Healing Tip – July 2024

May 29, 2024 | Healing Tip

In the digital age, technology is likely used throughout the day to accomplish tasks and connect with others. Whether for work, keeping up with current events, listening to podcasts, utilizing social media or taking pictures with mobile phones, technology is integral to daily living.  With all these tech interactions, it makes sense that the medium is often used for people to express their grief. There are many downsides to an increasingly digital society, but our healing tip this month will focus on positives concerning the intersection of technology and grief.

Grief can have a cognitive impact, leaving one forgetful, feeling frazzled about the to-do list, and experiencing brain fog. Many grievers express they do not feel the sharpness and ability to pay attention to detail that they once had before their special person died. Some turn to writing notes in their phones, setting alarms, and using software like ChatGPT to help organize thoughts and remember important things to do.  These tools usually help individuals gain practical assistance with managing chores or just keeping up with their responsibilities.  

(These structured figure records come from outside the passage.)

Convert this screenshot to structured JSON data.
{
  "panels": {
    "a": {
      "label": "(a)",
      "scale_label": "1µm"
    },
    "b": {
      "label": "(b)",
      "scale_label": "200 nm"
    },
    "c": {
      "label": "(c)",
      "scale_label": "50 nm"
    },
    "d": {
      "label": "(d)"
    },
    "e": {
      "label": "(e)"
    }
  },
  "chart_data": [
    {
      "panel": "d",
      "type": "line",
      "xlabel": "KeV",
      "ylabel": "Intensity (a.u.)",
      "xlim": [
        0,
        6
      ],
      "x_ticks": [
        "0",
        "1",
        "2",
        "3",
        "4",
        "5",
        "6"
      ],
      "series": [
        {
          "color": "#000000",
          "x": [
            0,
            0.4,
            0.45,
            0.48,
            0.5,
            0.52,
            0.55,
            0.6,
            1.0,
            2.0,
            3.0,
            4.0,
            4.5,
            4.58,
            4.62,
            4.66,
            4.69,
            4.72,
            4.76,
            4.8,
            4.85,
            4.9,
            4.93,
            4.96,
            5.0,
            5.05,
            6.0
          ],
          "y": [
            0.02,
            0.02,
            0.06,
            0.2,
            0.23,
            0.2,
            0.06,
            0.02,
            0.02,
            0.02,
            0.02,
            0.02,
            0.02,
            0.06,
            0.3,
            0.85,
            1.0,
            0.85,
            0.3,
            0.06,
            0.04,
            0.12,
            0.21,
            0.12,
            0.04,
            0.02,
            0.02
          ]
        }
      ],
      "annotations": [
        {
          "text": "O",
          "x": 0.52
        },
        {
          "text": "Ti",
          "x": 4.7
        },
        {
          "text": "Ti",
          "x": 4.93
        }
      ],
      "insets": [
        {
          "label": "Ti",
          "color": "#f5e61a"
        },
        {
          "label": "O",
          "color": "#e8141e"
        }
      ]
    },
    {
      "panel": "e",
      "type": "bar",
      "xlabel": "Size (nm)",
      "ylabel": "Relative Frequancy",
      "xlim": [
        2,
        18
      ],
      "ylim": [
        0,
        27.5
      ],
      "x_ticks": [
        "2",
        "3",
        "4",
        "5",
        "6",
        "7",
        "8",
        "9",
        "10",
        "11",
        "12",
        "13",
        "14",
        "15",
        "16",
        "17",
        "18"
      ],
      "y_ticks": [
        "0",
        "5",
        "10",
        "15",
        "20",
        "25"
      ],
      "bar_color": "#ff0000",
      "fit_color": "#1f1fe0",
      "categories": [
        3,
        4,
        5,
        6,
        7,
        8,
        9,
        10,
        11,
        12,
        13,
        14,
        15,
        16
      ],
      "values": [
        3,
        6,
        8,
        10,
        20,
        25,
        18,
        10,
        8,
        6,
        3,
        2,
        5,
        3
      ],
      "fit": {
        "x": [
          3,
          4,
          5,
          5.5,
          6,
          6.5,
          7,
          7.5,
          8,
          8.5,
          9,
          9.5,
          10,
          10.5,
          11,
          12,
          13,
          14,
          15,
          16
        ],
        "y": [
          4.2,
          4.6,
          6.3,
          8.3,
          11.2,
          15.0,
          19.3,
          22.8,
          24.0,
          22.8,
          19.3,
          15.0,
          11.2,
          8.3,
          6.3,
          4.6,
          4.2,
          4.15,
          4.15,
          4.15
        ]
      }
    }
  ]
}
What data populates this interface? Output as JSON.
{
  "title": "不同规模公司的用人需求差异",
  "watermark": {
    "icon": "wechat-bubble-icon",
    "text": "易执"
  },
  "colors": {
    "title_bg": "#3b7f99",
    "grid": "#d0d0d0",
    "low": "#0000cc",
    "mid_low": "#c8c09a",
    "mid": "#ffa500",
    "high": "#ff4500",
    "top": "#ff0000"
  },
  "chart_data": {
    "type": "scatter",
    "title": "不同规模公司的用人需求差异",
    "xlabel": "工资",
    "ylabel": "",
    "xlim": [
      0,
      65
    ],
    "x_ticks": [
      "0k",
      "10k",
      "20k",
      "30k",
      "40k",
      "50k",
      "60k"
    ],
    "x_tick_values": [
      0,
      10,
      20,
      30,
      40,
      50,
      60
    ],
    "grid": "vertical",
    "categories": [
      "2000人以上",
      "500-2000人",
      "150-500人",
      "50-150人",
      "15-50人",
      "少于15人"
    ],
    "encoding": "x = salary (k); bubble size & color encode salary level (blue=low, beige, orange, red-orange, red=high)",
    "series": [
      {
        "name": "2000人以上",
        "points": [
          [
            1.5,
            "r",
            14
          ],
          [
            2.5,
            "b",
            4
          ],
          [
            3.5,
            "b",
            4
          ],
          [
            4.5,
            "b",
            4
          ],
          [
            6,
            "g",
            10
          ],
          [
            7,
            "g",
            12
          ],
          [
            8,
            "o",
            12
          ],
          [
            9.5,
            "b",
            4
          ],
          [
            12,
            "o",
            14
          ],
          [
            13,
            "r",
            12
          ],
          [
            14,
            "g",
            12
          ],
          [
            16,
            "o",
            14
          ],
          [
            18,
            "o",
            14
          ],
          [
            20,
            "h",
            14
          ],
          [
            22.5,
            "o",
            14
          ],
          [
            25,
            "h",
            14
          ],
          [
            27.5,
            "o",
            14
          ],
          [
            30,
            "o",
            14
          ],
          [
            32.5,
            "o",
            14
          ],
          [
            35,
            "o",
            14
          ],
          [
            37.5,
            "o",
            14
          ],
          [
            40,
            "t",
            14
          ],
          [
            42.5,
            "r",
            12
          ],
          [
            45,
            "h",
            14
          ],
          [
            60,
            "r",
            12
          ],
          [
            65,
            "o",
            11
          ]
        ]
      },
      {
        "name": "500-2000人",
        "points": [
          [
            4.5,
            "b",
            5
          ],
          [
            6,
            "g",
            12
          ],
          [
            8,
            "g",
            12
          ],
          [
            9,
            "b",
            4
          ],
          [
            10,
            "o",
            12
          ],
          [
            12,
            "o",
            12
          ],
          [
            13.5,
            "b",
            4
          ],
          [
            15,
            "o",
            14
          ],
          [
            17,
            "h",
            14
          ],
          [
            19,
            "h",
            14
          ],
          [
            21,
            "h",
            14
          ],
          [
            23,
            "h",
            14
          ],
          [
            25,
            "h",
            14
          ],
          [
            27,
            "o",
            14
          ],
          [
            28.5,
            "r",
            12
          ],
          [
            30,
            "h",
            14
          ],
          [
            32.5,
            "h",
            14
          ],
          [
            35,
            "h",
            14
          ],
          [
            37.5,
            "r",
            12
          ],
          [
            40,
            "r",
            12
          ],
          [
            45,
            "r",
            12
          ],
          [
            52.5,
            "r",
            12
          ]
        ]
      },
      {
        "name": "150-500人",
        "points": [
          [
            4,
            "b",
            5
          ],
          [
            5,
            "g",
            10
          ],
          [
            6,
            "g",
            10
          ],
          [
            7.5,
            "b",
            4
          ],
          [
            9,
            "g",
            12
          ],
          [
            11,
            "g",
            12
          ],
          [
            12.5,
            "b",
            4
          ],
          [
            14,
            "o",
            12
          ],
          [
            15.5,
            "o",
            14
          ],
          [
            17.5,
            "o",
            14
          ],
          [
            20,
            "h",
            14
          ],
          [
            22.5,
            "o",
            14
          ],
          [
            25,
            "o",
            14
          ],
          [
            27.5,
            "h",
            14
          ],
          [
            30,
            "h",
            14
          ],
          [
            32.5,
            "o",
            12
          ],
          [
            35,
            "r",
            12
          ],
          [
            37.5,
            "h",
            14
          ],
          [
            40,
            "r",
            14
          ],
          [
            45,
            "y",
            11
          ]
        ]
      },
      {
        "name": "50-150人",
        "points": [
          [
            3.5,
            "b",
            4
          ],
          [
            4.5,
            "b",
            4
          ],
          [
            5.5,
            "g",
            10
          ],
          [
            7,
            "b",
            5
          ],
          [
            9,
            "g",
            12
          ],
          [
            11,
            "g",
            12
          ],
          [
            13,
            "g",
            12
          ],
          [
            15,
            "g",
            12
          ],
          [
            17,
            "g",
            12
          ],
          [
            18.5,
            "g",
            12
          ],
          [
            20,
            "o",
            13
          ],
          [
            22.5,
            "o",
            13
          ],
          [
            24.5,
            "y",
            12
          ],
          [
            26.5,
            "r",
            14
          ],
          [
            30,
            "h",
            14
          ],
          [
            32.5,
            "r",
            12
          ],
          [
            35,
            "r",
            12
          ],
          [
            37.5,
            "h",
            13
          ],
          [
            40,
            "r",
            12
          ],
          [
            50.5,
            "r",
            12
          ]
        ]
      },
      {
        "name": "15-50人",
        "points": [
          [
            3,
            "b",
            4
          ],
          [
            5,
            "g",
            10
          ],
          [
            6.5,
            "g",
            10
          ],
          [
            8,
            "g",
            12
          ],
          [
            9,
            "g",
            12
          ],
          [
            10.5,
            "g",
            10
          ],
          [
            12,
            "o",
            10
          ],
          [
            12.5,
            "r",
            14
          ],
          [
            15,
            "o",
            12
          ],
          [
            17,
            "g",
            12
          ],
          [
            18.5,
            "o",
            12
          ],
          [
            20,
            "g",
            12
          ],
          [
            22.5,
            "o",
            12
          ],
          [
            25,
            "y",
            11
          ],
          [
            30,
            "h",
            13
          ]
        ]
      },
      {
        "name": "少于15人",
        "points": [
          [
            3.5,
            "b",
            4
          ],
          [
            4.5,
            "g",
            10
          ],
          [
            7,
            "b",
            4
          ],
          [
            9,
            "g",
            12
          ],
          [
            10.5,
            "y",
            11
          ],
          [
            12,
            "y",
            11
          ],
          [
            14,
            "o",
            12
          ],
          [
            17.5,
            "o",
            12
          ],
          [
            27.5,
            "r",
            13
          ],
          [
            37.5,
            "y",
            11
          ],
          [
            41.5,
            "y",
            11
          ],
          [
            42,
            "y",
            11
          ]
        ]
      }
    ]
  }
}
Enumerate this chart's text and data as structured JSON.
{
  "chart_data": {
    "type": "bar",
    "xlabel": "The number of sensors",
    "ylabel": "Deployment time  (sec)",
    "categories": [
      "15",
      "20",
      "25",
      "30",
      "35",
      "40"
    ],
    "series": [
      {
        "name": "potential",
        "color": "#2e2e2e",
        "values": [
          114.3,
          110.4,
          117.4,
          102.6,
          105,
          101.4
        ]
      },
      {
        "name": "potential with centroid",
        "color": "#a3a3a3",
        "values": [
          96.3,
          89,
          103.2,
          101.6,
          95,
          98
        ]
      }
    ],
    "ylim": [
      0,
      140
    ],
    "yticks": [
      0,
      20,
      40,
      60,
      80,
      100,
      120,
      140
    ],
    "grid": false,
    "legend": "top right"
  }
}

Grief does not just affect the body cognitively but in a myriad of other ways. Some people want to keep track of their changes, connect with their special person or document what they are experiencing in their grief. Traditional journaling may not be a method that speaks to everyone. There are a variety of apps that encourage individuals to digitally write down their thoughts and come with questions that may prompt deeper reflection during times of stress. Many apps aid users in developing or tracking coping practices like meditation, movement and engaging in moments of mindfulness.  

The digital age gives individuals more access to readily available grief resources. It is easy to find reputable grief organizations that compile resources and/or make tools for education about grief. If websites are not your style, there are many organizations with thriving social media pages, providing testimonials, short videos and tips about coping with grief. Seeing comments from other individuals going through similar experiences can make grievers feel connected because of shared stories. Both organizations and social media platforms can provide free learning opportunities (i.e. workshops) about grief and its impact. 

Individuals also electronically connect with others experiencing grief through support groups.  Peer support groups, groups led by professionals, and grief community events often have virtual options for those who prefer online meetings or cannot make in-person meetings. Support groups are intended to create safe spaces for grievers to talk about their journeys and assist each other on anniversaries, birthdays, holidays, and everything in between. Group members can discuss common threads in their grief, unique aspects, center validation, foster connections and encourage positive coping mechanisms.

The internet can also influence and encourage an exchange of ideas on ways to honor those who have died. I’m often in conversation with people wondering how to hold a memorial for their significant person or remember them with rituals and things the deceased enjoyed. Blogs, websites, memorial pages, online stores can inspire and serve as places to purchase objects for commemoration. Local artists, craftsmen, and mainstream companies often utilize the internet to sell everything from handmade treasures to manufactured goods for large memorial gatherings.

No matter where you are in your grief journey, technology can be of benefit. Whether helping you stay organized, connecting you to other grievers or providing education to navigate the ups and downs of grief, the digital space can be of use. As always, lean into what works for you.  Wishing you a peaceful month.